Trippett also admitted that the two officers had not reported the incident to their superiors until “a while afterwards”.
He added: “They are going to have to answer for their actions.”
He also said that the two officers had realised that Faruk was “vulnerable” and it was that recognition that had “instigated their conduct”.
Trippett said: “We deal with thousands of vulnerable people in our interactions. The vast majority pass without incident and complaint. Unfortunately, we get things wrong.
“We recognise the hurt and pain and anger of the community.”
The meeting also heard that Faruk was the victim of a similar incident involving the police in 2012.
A member of the public had apparently told police on that occasion that Faruk “looked suspicious”, and when officers attempted to restrain him he had tried to run away.
Faruk’s brother Kodor told DNS: “The police used force to restrain him and cuffed him. He wet himself and soiled himself and only then did they think this guy [was disabled], even though there was a large crowd saying: ‘This guy is disabled.'”

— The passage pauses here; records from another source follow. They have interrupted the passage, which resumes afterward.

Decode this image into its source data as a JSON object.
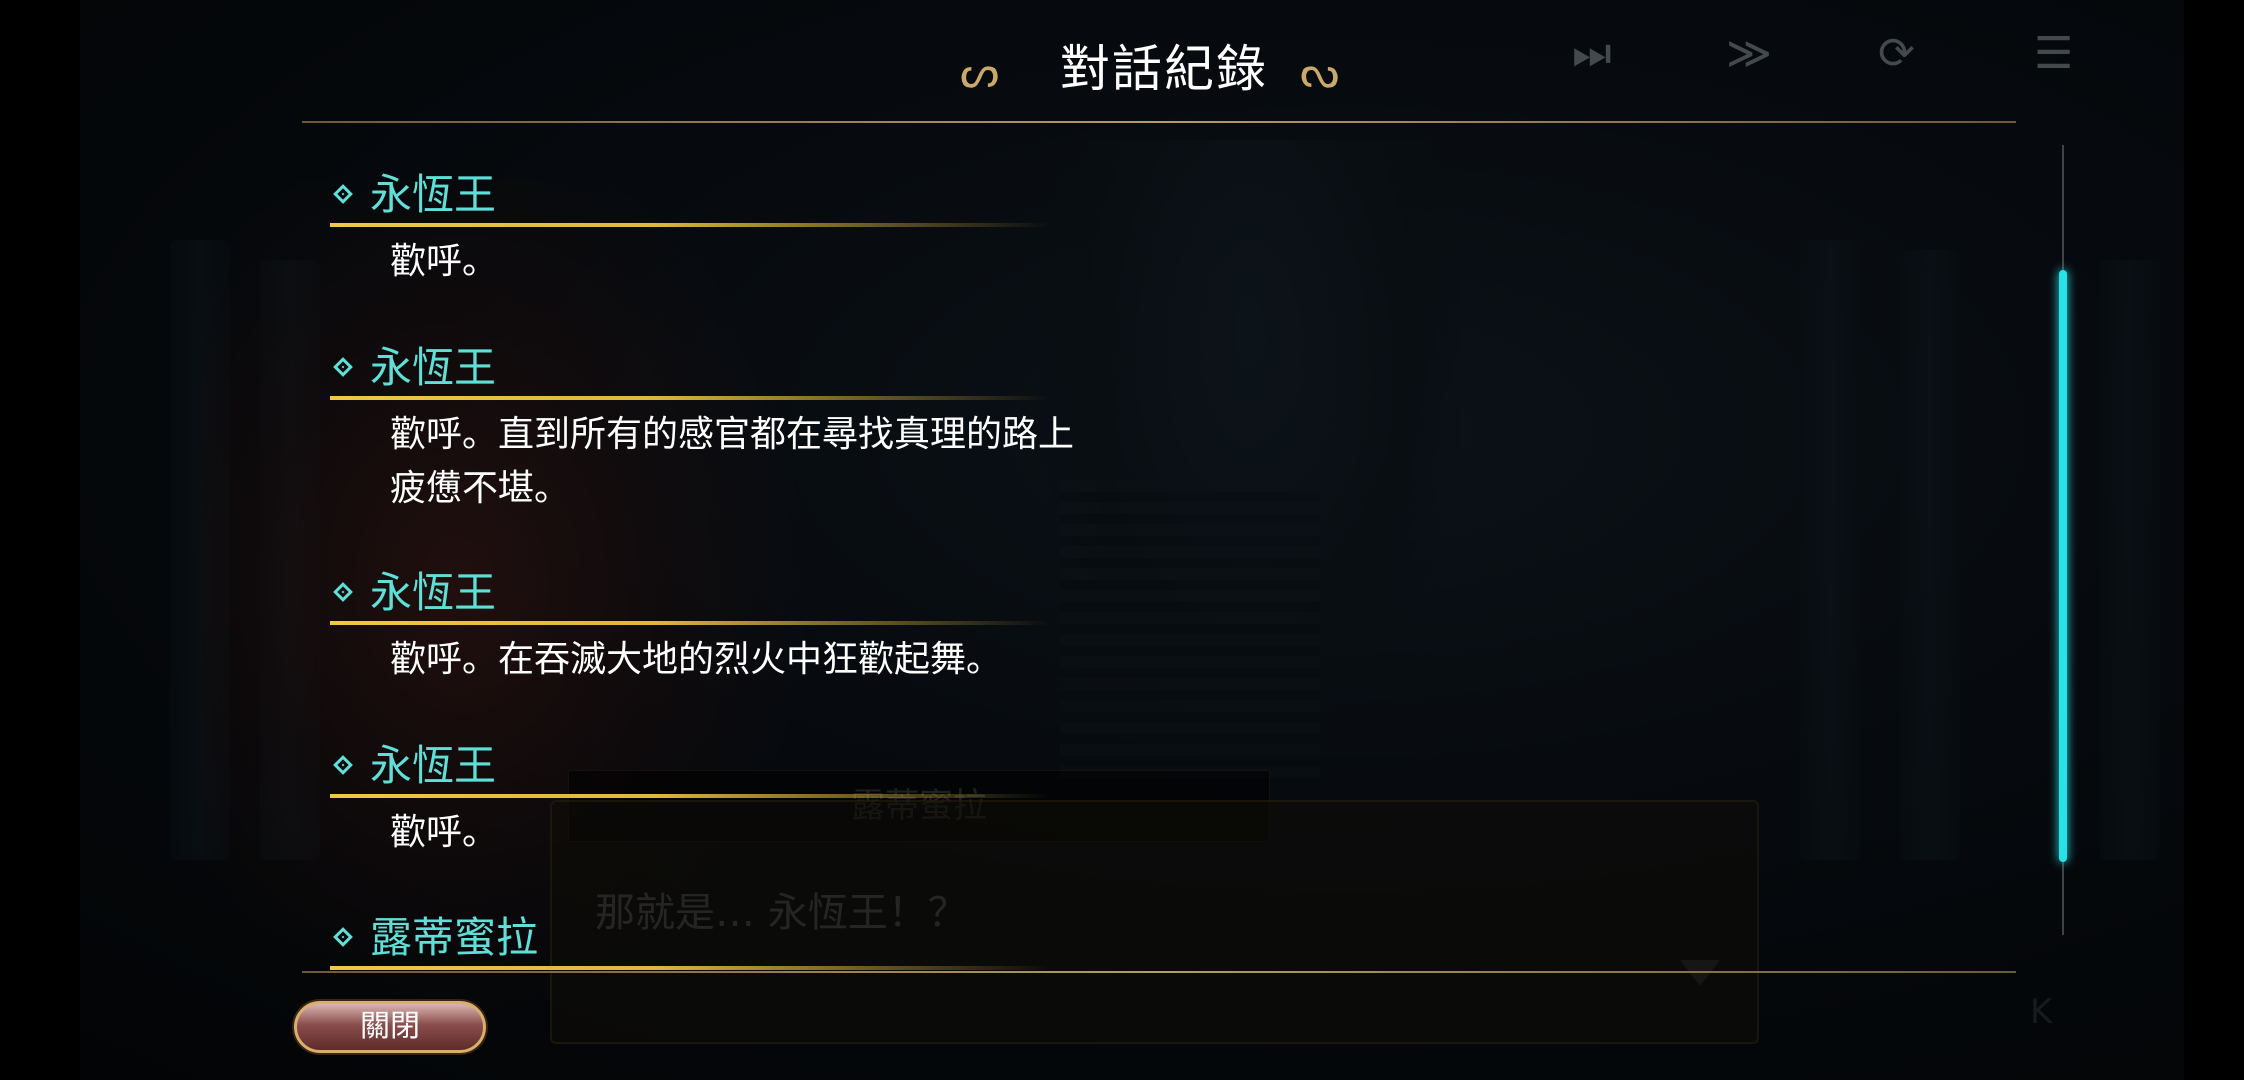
{
  "header": {
    "title": "對話紀錄",
    "ornament_left": "ᔕ",
    "ornament_right": "ᔓ"
  },
  "toolbar": {
    "skip_icon": "⏭",
    "fast_forward_icon": "≫",
    "auto_icon": "⟳",
    "log_icon": "☰"
  },
  "log_entries": [
    {
      "speaker": "永恆王",
      "lines": [
        "歡呼。"
      ]
    },
    {
      "speaker": "永恆王",
      "lines": [
        "歡呼。直到所有的感官都在尋找真理的路上",
        "疲憊不堪。"
      ]
    },
    {
      "speaker": "永恆王",
      "lines": [
        "歡呼。在吞滅大地的烈火中狂歡起舞。"
      ]
    },
    {
      "speaker": "永恆王",
      "lines": [
        "歡呼。"
      ]
    },
    {
      "speaker": "露蒂蜜拉",
      "lines": []
    }
  ],
  "background_dialog": {
    "name": "露蒂蜜拉",
    "text": "那就是… 永恆王！？",
    "skip_glyph": "K"
  },
  "close_button": {
    "label": "關閉"
  },
  "colors": {
    "speaker": "#5ee0d8",
    "underline": "#f0c842",
    "scrollbar": "#29e2e8",
    "rule": "#b59c62"
  }
}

The force did not uphold an official complaint about that incident, although the force agreed to place a marker on its system to alert officers to Faruk’s impairment, and told the family he should carry a red “autism alert” badge.
Faruk was apparently wearing this badge during last month’s incident.
Some of those at the community centre had also attended a public meeting last November in the wake of the death of Leon Briggs, who died on 4 November after he was restrained by police officers, detained under the Mental Health Act, and taken to Luton police station.
Several of those at the meeting angrily denounced Bedfordshire police, and said they did not trust the force to investigate its own officers.
Kodor said afterwards that he had been happy with the number of people who attended the meeting, but he added: “I wasn’t happy with some of the responses from the police. I think they avoided some of the questions.”
He said the fact that his brother had been assaulted twice by police meant that this could happen to other disabled people as well.
“It could happen to a lot of other people. How many of these cases go unreported?”
Faruk’s brother Dhobir had told DNS earlier how he had been upstairs in the family home on 20 February when he heard noises downstairs.
He said: “I heard shouts and screaming and I came running down and I saw my brother coming through the house and behind him were the two officers.”
Dhobir said the attack was “disgraceful and appalling” and that he believed his brother had been the victim of a disability hate crime.
Faruk’s parents have been left “absolutely distraught, confused and angry”, and say their faith in the police has been left “shattered”, while they believe their son had been “targeted for his disability and his ethnicity”.
Faruk has been left so terrified that he finds it difficult to leave the house and cannot sleep at night.
Attiq Malik, the family’s solicitor, said the family wanted to see the officers suspended and eventually dismissed, an admission of “misconduct” by the force, improvements to procedures, and a criminal prosecution “if they have done what they are alleged to have done”.